6 – À direita está Elisabete Marques, jovem talento da academia, rápida, veloz, lesta, nada lenta, antes pelo contrário. Futebolista de sangue frio, é quem assume todas as bolas paradas. De fino recorte técnico, é a rainha das assistências.
 
7 – Andreia C. Faria é quem joga pela esquerda, um pouco acima do lugar onde melhor joga na selecção, no entanto, jogadora polivalente, pode também fazer o lado direito e até os flancos. Repentista e perfeita no drible em progressão, é a chamada falsa lenta. Inteligente a ocupar o espaço vazio e no jogo entre linhas, tem perfume a nossa craque.
 
8 – No miolo, a sagacidade e a visão de jogo de Manuel António Pina. É o cérebro da equipa, quem pauta todo o ritmo de jogo.
 
9 – Gonçalo M. Tavares, o menino que veio do bairro para os relvados. Forte nas segundas bolas e a rodar sobre si mesmo, é o génio dos passes de ruptura.
 
10 e 11 – O ataque é formado por Daniel Jonas, 1 metro e 97 de golo, nada tosco e com caracóis. Ao seu lado, forte a jogar de costas para a baliza e a provocar o desgaste dos defesas contrários, temos Rosa Alice Branco, também de caracóis. A fazer lembrar as nossas lendas (Cadete, Paulo Futre, Chalana, entre outros), esta possante dupla avançada sabe que ao futebolista não lhe basta ser, tem de parecer, e por isso , não descura nunca o visual na hora de festejar.
 
O Mister, o nosso “special one”, é Pedro Eiras.

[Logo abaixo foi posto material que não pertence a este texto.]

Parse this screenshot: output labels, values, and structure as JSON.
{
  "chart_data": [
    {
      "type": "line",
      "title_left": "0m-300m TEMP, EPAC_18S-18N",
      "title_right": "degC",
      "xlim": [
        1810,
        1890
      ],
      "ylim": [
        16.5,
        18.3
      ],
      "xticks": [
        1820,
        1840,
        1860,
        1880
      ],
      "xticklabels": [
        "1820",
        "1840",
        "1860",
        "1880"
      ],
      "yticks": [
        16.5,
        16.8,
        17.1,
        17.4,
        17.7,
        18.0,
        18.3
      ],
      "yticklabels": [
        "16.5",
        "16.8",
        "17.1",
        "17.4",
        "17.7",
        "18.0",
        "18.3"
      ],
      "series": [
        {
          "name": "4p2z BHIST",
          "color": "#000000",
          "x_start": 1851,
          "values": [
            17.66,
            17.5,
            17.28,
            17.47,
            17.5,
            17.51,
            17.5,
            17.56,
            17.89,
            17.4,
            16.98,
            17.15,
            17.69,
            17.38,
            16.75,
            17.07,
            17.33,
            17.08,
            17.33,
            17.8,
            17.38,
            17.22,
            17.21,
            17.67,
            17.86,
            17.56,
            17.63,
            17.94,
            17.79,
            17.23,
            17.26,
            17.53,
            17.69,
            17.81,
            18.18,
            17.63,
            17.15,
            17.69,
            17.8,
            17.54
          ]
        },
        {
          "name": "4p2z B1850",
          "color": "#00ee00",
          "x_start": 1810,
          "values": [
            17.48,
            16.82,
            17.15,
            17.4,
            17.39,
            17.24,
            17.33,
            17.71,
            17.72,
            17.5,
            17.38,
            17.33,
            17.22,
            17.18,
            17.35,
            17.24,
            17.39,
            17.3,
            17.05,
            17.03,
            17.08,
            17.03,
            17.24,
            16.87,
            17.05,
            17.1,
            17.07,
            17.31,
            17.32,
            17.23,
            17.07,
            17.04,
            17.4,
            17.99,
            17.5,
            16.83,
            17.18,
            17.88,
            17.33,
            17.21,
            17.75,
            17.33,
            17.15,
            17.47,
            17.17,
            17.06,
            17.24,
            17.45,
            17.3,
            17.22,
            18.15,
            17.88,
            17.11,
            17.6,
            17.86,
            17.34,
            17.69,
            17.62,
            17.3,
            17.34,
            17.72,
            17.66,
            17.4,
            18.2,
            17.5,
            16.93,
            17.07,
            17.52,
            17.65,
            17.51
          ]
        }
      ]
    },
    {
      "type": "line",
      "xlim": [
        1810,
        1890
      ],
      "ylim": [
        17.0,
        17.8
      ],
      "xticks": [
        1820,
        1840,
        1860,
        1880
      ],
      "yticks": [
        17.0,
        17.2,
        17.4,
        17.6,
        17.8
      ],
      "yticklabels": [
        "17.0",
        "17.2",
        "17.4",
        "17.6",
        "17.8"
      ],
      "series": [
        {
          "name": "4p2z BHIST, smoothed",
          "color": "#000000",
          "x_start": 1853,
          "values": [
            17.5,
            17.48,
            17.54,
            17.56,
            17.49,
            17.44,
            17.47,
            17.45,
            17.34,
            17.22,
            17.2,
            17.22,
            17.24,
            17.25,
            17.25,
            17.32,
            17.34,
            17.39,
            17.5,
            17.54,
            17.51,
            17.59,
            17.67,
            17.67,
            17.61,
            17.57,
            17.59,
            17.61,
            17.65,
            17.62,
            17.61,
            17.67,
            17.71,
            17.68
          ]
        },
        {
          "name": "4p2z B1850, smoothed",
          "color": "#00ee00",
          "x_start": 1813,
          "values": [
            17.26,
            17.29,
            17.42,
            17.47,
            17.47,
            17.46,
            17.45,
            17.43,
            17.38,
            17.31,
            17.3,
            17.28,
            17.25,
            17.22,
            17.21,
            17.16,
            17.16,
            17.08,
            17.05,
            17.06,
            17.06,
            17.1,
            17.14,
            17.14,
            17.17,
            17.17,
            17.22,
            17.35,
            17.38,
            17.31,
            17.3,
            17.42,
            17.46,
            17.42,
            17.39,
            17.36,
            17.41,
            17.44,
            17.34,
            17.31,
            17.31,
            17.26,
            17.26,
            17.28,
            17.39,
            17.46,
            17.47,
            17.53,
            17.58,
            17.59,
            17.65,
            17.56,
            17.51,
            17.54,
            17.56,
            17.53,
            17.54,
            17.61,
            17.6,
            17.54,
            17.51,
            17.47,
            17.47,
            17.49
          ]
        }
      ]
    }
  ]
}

Com um trajecto vitorioso em todos os escalões de formação e um profundo conhecimento das principais academias do mundo, rapidamente se afirmou como líder da nossa selecção, revolucionando toda a metodologia do treino e do jogo. Rigoroso e disciplinador, gosta de jogar bonito. Privilegia a nota artística mas não vai em cantatas, a não ser as BWV, claro.